As with the tracking and analysis module 3910, the alarm module
3918 can be distributed and configured in a hierarchal manner.
Thus, for example, if a particular "local" distribution module 4130
determines that alarm information should be distributed, and
subsequently forwards that alarm information to a number of
destinations, one or more command and control centers can act as an
overseer confirming that the action is appropriate and maintaining
the ability to recall, edit and supplement destinations for the
alarm information. Furthermore, if a particular tracking and
analysis module 3910 is unable to determine whether alarm
information should be distributed, the tracking and analysis module
3910 can cooperate with a next higher-level tracking and analysis
module such that a collaborative effort could be used to determine
whether alarm information need be distributed. Furthermore, and in
accordance with another exemplary embodiment, the distribution
module 4130 can cooperate with one or more command and control
centers and reconcile the rules in the rules module 4120 with the
rules stored at one or more of the command and control centers.

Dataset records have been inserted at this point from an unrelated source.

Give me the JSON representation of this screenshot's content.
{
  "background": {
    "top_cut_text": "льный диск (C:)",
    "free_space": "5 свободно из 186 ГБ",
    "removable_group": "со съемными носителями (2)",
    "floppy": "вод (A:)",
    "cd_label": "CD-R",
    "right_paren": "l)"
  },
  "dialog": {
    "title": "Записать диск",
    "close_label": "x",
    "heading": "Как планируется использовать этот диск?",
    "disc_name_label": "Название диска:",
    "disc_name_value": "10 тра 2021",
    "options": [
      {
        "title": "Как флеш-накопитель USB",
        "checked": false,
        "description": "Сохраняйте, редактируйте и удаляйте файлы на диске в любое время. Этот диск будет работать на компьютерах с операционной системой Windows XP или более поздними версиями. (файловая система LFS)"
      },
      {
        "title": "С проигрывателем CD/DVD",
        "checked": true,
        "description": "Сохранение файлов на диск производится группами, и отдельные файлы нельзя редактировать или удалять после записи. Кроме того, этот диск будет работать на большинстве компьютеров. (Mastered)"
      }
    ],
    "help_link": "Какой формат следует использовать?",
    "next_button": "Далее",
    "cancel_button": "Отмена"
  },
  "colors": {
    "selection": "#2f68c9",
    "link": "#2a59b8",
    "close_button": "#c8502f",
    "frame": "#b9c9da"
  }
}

Thus, the distribution module 4130 could, for example, in response
to a particular threat, forward alarm information to a command and
control center for performing a supplemental analysis based on, for
example, a rule set at the command and control center. It should be
appreciated that this could allow a "master" rule set would have
the capability of supplementing or overriding one or more rules in
the rules module 4120.
The distribution module 4130 could also be configured to contact
one or more specific command and control centers to determine, for
example, distribution information. The command and control centers,
in cooperation with the triggering module 4110, the rules module
4120 and the distribution module 4130 could collaborate and
determine if, and where, to send the alarm information. Given the
hierarchal arrangement of the system, a command and control center
has the capability of overseeing and forwarding, for example, alarm
information to a scanning area where the threat was found, to the
concourse or geographic area where the threat was found, to all
threat scanning machines within the airport, to one or more other
command and control centers and/or threat scanning machines outside
the airport, nationally or internationally, to another
transportation and/or secured facility, or the like. In general,
the system can be configured in any manner to allow collaboration,
hierarchical verification of distribution information, or the
like.
Upon the distribution of alarm information by the distribution
module 4130, an action module 4140 located at one or more of a
command and control center and another tracking and analysis module
receives the alarm information. The action module 4140, in
cooperation with, for example, rules stored therein, or information
associated with the alarm information, performs an action based on
the received alarm information. For example, the action module 4140
can alter, in cooperation with the threshold module 4150, threshold
levels in, for example, an automatic or semi-automatic manner. For
example, if a particular chemical has gone through another threat
scanning machine on the same concourse, other threat scanning
machines on the same concourse could be instructed to adjust their
threshold levels in attempt to regulate the amount of that chemical
allowed through security.
Similarly, the action module 4140 can specify a change in
sensitivity for one or more particular items. Again, this can occur
in an automatic or semi-automatic manner where, for example, if a
portion of a gun is detected at a particular threat scanning
machine, the sensitivity at the sensitivity module 4160 can be
adjusted in an effort to more accurately detect an attempt to
smuggle other gun parts into a secure area.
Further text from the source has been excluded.